Puis après dix minutes, je déposai un baiser entre ses omoplates et murmurai doucement à son oreille.

« - How do you feel ?

- Con. Seul.

- Je suis là.

- I know… Mais…

- Mais c’est lui que tu attends. N’est-ce pas ?

- Indeed. Je l’attends comme s’il allait jaillir de cette pierre, comme le génie de la lampe.

- …

- Après tout, Mama est revenue un jour ; alors pourquoi pas lui ?

- Parce qu’il est mort, Louka. Il ne reviendra plus.

- Je le sais.

- Tu le sais, oui, mais tu ne l’as jamais complètement accepté, intégré dans ta chair et dans tes tripes ; pourquoi ?

- Parce que sa mort n’était qu’un mot.

- …

- You know what ? Ce n’est pas la mort qui me l’a volé : c’est ce crime. C’est cet avion qu’on m’a obligé à prendre. C’est Natalia qui faisait comme s’il n’avait jamais existé... Quand il s’est tué, je l’avais déjà perdu depuis plusieurs mois.

- …

- Toi, quand ta Maman est morte, ton père s’est occupé de toi, didn’t he ? Moi, je n’ai même pas pu enterrer mon Papa… Et j’avais interdiction de parler de lui. La seule chose qui me prouvait que je n’avais pas rêvé pendant toutes ces années, que je n’étais pas fou, qu’il avait vraiment existé, c’étaient toutes ces images au cinéma, à la télé, sur Internet… Là je revoyais son visage, je réentendais sa voix, je ressentais son regard.

- Comme s’il n’était pas mort, finalement.

- Oui.

- Tu n’as jamais pleuré, Louka ?

- Si. Deux fois. La première, quelques jours après mon arrivée en France, dans les bras de Chiara. La seconde, des années plus tard, à Cargèse, quand tu étais là.

- I remember.

- …

- Qu’est-ce qui te fait encore si mal, Louka, et que tu n’as jamais dit à personne ?

- …

- Please… Tell me.

- …

- …

- Je… Je ne lui ai pas dit au revoir.

- What ? Comment ça ?

- Le jour où la police est venue le chercher… Je lui faisais la gueule, parce qu’il m’avait puni pour une connerie.. Alors je m’étais enfermé dans ma chambre. Il y a eu du bruit, des voix, mais je n’ai pas compris ce qui se passait. Je l’ai entendu demander s’il pouvait monter me dire au revoir, un homme lui a dit oui, il y a eu des pas dans l’escalier… Il m’a appelé, je n’ai pas répondu. Il a voulu entrer, mais j’avais verrouillé la porte. Il m’a appelé de nouveau, sa voix était blanche mais je n’ai pas bougé… Après quelques secondes, quelqu’un lui a dit qu’il fallait y aller. Alors Papa est parti. Et je ne l’ai jamais revu. »
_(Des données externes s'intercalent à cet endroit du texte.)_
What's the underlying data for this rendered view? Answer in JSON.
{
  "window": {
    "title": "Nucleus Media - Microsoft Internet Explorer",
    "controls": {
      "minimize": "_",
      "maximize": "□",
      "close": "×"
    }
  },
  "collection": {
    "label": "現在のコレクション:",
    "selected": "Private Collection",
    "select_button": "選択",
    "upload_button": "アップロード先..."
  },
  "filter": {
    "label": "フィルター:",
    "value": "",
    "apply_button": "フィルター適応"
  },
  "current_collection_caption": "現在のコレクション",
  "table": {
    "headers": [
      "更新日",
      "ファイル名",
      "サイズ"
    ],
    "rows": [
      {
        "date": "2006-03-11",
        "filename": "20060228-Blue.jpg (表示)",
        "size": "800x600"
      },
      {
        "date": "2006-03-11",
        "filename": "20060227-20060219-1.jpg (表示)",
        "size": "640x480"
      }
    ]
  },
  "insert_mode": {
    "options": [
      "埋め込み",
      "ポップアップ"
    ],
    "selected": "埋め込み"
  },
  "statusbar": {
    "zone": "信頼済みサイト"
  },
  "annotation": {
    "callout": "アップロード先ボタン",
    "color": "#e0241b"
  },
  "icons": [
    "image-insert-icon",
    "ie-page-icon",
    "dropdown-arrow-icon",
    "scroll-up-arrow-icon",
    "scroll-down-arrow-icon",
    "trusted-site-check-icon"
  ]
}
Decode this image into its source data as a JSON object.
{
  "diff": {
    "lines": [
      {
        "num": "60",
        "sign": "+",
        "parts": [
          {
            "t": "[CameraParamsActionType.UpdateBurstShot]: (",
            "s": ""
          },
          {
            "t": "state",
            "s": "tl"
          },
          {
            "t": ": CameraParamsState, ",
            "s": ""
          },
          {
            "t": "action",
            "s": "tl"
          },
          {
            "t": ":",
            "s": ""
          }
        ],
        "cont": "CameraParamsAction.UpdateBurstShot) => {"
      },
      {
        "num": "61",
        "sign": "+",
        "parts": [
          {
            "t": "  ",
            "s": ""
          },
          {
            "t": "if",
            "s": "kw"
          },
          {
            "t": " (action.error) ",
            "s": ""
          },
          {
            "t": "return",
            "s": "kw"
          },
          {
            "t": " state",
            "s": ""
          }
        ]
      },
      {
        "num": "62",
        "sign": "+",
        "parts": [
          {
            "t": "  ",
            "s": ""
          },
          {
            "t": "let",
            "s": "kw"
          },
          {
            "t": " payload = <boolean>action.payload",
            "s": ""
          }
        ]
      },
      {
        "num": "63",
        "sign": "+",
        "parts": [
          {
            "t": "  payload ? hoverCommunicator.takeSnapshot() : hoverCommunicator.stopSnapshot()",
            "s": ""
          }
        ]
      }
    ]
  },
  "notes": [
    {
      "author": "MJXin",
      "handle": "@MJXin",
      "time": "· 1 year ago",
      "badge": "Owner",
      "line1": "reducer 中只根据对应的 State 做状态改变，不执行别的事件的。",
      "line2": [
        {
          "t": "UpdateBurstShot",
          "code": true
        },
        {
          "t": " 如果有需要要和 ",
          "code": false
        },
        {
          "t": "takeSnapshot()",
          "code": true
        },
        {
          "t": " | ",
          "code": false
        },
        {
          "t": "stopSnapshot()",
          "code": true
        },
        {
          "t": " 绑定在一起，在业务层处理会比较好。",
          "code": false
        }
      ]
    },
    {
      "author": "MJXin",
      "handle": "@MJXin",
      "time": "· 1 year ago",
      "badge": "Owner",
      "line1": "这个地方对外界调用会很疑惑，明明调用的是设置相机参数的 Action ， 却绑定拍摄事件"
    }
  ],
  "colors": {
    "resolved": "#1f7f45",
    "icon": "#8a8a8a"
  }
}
Sa main se crispa sur la pierre, avant d’esquisser une caresse, comme pour prendre dans ses bras cette triste tombe. Il baissa la tête jusqu’à poser son front sur la fraîcheur du marbre, ses gestes étaient doux comme un appel à l’aide.

Je lui caressai la nuque, les épaules, je ne voulais ni le déranger, ni le laisser seul, alors je restai là, derrière lui, dans un silence étrange, pudique… Et il pleura, enfin, toutes ces larmes qui n’en finissaient pas de l’étouffer depuis tellement d’années.



*Papaoutai, de Stromae ; in Racine carrée, 2013.